The discomfort around the country with ESPN owning the entire playoff sets up the stakes for an undercurrent that will define the next iteration of conference realignment and the next generation of college sports — the ESPN and the SEC vs. Fox and everyone else. The biggest unknown in the TV market is if another traditional suitor (CBS, NBC) or streaming service will join Fox in the fray.

In January 2019, SEC commissioner Greg Sankey was among the leaders who was tasked with exploring new playoff models.

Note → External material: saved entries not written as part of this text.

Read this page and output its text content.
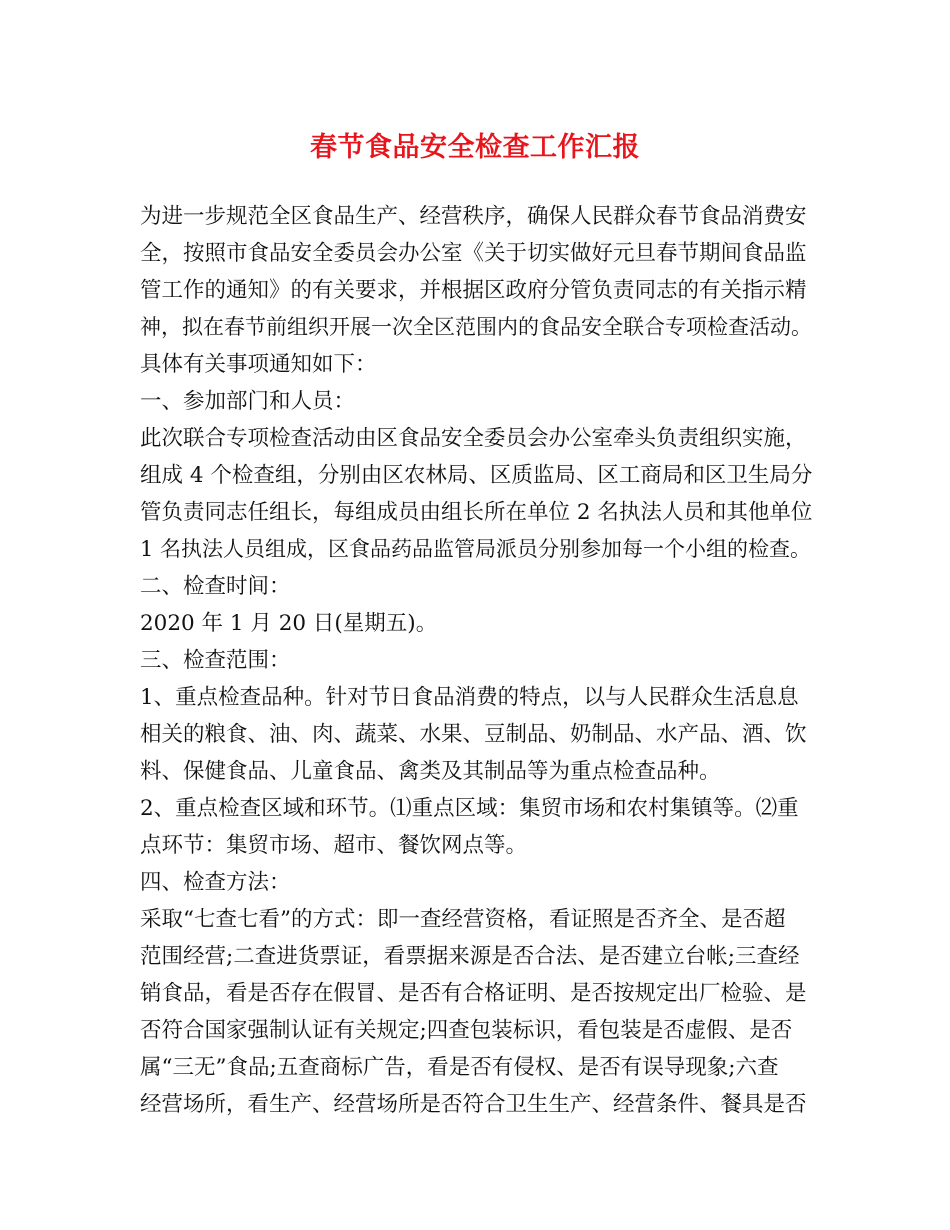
春节食品安全检查工作汇报
为进一步规范全区食品生产、经营秩序，确保人民群众春节食品消费安
全，按照市食品安全委员会办公室《关于切实做好元旦春节期间食品监
管工作的通知》的有关要求，并根据区政府分管负责同志的有关指示精
神，拟在春节前组织开展一次全区范围内的食品安全联合专项检查活动。
具体有关事项通知如下：
一、参加部门和人员：
此次联合专项检查活动由区食品安全委员会办公室牵头负责组织实施，
组成 4 个检查组，分别由区农林局、区质监局、区工商局和区卫生局分
管负责同志任组长，每组成员由组长所在单位 2 名执法人员和其他单位
1 名执法人员组成，区食品药品监管局派员分别参加每一个小组的检查。
二、检查时间：
2020 年 1 月 20 日(星期五)。
三、检查范围：
1、重点检查品种。针对节日食品消费的特点，以与人民群众生活息息
相关的粮食、油、肉、蔬菜、水果、豆制品、奶制品、水产品、酒、饮
料、保健食品、儿童食品、禽类及其制品等为重点检查品种。
2、重点检查区域和环节。⑴重点区域：集贸市场和农村集镇等。⑵重
点环节：集贸市场、超市、餐饮网点等。
四、检查方法：
采取“七查七看”的方式：即一查经营资格，看证照是否齐全、是否超
范围经营;二查进货票证，看票据来源是否合法、是否建立台帐;三查经
销食品，看是否存在假冒、是否有合格证明、是否按规定出厂检验、是
否符合国家强制认证有关规定;四查包装标识，看包装是否虚假、是否
属“三无”食品;五查商标广告，看是否有侵权、是否有误导现象;六查
经营场所，看生产、经营场所是否符合卫生生产、经营条件、餐具是否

In the end, Sankey, Notre Dame athletic director Jack Swarbrick, Big 12 commissioner Bob Bowlsby and Mountain West commissioner Craig Thompson clandestinely met to come up with the plan that was revealed in June.

In a phone interview Friday, Sankey said he understood the perspective of others on having pause moving toward the expanded playoff. “I respect that others can look at recent breaking news and say, ‘Let’s take a step back.’ I didn’t expect a rubber stamp.”

Sankey added: “I was never walking into this with an assumption that something would happen quickly. It has nothing to do with recent news. ... If others want to continue to deliberate, that’s not a surprise. I could have foreseen that with no breaking news.”